A maioria dos colonatos foi
construída na Cisjordânia e em Jerusalém Oriental. Os colonatos construídos no Sinai foram desmantelados em 1997, após o
acordo de paz com o Egipto, e os da Faixa de Gaza foram abandonados em 2005,
depois de Israel ter decidido unilateralmente retirar por completo desse pedaço
do território.
Os colonatos são de diferente
tipo. Alguns, sobretudo na área de Jerusalém, são colonatos urbanos, zonas de subúrbio habitacional.
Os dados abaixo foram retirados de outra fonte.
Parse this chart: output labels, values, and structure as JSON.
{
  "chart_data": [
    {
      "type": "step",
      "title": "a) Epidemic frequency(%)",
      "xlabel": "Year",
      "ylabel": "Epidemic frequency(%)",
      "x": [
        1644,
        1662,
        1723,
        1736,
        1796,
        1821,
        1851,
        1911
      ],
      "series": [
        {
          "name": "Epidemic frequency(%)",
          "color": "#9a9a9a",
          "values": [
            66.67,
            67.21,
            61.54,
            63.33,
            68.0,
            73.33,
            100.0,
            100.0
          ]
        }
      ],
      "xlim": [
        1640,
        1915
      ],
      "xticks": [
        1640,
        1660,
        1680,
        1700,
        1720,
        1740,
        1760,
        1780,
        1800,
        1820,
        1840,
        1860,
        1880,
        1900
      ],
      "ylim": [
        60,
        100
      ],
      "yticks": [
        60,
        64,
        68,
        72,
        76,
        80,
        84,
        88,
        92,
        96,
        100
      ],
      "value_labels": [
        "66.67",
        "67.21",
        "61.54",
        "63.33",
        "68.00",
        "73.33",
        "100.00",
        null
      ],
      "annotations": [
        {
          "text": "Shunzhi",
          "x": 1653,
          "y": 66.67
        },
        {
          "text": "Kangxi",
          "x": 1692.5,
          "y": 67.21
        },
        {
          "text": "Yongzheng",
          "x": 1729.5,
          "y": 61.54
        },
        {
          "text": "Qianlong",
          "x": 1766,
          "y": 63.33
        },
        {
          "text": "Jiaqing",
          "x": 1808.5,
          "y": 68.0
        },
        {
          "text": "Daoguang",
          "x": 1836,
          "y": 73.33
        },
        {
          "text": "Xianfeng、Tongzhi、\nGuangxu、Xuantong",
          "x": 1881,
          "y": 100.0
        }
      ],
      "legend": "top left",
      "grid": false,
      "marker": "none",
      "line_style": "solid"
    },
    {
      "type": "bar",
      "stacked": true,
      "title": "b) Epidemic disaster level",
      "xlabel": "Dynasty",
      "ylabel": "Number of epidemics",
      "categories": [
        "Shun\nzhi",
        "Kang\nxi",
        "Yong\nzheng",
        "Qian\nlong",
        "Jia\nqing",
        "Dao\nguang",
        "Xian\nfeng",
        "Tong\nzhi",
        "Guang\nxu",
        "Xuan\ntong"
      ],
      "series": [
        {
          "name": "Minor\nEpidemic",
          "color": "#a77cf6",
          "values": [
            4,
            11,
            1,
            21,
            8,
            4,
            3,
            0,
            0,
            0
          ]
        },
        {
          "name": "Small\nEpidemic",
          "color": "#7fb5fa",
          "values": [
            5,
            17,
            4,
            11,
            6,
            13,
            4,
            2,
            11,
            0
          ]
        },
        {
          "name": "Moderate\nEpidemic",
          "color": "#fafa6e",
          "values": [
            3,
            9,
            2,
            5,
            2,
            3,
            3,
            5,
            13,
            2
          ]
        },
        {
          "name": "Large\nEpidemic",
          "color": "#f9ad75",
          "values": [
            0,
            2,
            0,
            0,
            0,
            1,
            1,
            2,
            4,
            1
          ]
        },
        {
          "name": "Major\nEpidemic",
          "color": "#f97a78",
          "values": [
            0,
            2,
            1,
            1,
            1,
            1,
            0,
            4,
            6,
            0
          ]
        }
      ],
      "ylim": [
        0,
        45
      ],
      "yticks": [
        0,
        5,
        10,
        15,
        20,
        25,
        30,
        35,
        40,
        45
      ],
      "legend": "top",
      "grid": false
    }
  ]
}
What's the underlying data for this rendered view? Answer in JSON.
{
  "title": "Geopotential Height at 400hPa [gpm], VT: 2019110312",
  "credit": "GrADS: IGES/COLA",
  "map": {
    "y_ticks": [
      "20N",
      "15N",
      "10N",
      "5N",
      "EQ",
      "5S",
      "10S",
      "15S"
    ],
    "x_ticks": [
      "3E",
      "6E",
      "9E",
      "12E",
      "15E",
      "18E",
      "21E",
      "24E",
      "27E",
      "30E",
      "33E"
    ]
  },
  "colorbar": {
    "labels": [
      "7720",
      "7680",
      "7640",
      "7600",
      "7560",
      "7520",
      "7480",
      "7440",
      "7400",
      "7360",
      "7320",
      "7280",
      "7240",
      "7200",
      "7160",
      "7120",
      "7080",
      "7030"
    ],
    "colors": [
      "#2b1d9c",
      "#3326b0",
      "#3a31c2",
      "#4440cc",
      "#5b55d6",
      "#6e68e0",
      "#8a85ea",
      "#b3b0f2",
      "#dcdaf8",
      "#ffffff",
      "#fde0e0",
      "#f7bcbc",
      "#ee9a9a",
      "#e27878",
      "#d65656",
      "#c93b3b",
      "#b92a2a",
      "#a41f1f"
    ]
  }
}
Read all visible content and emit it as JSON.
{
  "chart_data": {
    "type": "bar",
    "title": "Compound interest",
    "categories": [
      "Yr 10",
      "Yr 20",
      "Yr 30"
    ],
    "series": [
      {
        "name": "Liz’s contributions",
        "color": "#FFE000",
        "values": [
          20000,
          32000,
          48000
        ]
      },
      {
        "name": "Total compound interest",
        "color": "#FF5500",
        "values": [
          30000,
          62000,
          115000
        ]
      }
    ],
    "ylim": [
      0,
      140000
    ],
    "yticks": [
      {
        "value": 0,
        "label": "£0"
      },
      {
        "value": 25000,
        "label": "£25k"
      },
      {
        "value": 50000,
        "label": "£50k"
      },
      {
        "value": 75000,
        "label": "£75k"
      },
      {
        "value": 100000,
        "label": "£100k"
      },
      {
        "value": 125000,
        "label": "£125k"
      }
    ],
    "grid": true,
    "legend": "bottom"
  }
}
Os outros são
sobretudo colonatos agrícolas ou
aquilo que se designa por aldeias de fronteira, estando nesta categoria alguns
dos que foram construídos no vale do Jordão.
Apesar de, logo em 1967, uma parte da migração ter sido justificada com
o regresso dos judeus a locais que tinham ocupado antes da guerra da
independência, a maior parte dos colonatos
são novas instalações.
A expansão dos colonatos na
Cisjordânia retalhou este território, tornando difíceis as deslocações
sobretudo desde que os israelitas construíram vedações e muros de separação.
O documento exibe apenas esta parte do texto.